Note.— If an individual or HUF opts to be taxed under section 115BAC, the loss under the head ‘income from house property’ shall not be allowed to be set off from any other head of income. However, it will be allowed to be carried forward to claim it as set off from income under the head ‘house property’ in the subsequent assessment years as per section 71B.

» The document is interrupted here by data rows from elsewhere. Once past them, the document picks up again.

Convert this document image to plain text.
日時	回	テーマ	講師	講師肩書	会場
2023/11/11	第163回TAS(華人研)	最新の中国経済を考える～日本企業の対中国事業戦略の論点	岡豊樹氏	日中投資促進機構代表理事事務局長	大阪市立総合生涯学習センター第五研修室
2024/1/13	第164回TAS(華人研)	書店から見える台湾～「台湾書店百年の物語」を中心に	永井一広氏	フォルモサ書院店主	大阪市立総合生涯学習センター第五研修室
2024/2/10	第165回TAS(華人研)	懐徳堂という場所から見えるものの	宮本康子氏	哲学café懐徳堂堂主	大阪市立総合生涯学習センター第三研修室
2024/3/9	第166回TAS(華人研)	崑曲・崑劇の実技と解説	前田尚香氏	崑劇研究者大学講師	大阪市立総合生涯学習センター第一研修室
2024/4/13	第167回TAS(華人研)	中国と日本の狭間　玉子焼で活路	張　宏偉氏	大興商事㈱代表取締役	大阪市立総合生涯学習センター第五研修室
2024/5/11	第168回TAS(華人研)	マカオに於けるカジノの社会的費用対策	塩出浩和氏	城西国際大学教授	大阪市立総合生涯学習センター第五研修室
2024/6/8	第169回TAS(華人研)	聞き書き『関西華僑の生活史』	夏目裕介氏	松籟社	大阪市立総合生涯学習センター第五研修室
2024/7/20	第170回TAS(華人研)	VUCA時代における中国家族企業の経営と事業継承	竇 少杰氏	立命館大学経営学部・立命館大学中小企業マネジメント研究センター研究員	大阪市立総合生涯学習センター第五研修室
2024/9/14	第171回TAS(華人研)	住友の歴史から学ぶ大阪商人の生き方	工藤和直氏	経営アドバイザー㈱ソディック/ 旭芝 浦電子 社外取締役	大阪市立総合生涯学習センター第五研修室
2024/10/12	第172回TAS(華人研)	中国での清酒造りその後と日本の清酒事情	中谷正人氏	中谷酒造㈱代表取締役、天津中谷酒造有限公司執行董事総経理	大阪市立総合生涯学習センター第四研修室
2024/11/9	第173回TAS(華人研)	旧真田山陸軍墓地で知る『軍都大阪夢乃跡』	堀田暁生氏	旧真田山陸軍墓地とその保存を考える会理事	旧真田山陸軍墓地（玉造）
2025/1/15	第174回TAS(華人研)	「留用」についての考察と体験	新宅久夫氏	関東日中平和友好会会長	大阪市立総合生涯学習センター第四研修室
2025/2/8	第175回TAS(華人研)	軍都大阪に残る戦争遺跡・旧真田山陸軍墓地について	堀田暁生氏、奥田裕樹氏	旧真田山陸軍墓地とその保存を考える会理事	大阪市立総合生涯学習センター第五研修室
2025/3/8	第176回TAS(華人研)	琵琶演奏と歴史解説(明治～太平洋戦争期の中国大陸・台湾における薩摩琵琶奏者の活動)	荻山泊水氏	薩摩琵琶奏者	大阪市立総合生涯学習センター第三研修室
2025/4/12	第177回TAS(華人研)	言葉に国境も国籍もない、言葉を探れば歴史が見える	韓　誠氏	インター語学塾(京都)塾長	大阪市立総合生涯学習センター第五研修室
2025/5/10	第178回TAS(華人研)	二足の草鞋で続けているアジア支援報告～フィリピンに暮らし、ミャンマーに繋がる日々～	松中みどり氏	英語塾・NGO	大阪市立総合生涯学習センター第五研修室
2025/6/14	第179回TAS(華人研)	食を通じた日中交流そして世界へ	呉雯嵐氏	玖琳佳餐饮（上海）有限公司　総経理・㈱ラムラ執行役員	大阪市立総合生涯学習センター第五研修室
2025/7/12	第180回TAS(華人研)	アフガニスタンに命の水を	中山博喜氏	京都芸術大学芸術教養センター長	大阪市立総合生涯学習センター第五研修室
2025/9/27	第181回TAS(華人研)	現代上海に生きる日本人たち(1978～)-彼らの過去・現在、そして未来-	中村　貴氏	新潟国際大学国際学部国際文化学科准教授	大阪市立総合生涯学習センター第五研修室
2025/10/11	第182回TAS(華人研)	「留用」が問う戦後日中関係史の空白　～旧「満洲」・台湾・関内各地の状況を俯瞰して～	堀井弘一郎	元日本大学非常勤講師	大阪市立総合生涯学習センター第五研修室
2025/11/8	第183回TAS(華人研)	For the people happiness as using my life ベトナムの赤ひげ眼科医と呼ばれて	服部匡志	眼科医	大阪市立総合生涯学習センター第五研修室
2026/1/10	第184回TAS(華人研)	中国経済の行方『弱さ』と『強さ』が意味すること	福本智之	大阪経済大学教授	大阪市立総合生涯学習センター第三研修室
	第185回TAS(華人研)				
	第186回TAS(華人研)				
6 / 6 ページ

As already discussed, in the following cases as intra-head adjustment was not permitted, hence, inter-head adjustment will also not be permitted:
(a) Loss from a speculation business;
(b) loss from a specified business referred to in section 35AD;
(c) Loss from the activity of owning and maintaining race horses;
(d) Loss of lottery, etc., cannot be set off against winnings from lotteries, crossword puzzles, card games, etc.;
(e) Loss from a source which is exempt.
Example:
From the following information submitted to you, compute the total income of A for the assessment year 2022-23 and calculate his tax liability assuming he is not allowed any deduction under sections 80C to 80U and he does not opt to be taxed under section 115BAC.
Rs. | |
Income under the head ‘Salaries’ | 3,00,000 |
Income under the head ‘House Property’ | 40,000 |
Business Loss | (-) 1,90,000 |
Loss from a specified business referred to in Section 35AD | (-) 60,000 |
Short-term Capital Loss | (-) 60,000 |
Long-term Capital Gain | 2,40,000 |
Solution :
Rs. | Rs. | |
Income from Salary | 3,00,000 | |
Income from House Property | ||
Income | 40,000 | |
Less: Business loss adjusted | (-) 10,000 | |
Business Loss | (-) 1,90,000 | |
Less: Set off against capital gain | 1,80,000 | |
Less: Set off against house property income | 10,000 | NIL |
Loss from specified business not allowed to be set off | (-) 60,000 | |
Income from Capital Gain | ||
Long-term Capital Gain | 2,40,000 | |
Less : Short-term Capital Gain | 60,000 | |
1,80,000 | ||
Less : Business Loss Adjusted | 1,80,000 | NIL |
Gross Total Income | 3,30,000 | |
Less : Deductions | NIL | |
Total Income | 3,30,000 | |
Tax on Rs. 3,30,000 | 4,000 | |
Less : Rebate under Section 87A (100% of tax or Rs.12,500, whichever is Less) | 4,000 | |
Tax Payable | NIL |
1. Business loss should first be set off from long-term capital gain as the long-term capital gain is taxable @ 20% whereas the income from house property, in this case, is taxable @ 5%.
2. It may be noted that business loss cannot be set off against income under the head ‘salary’.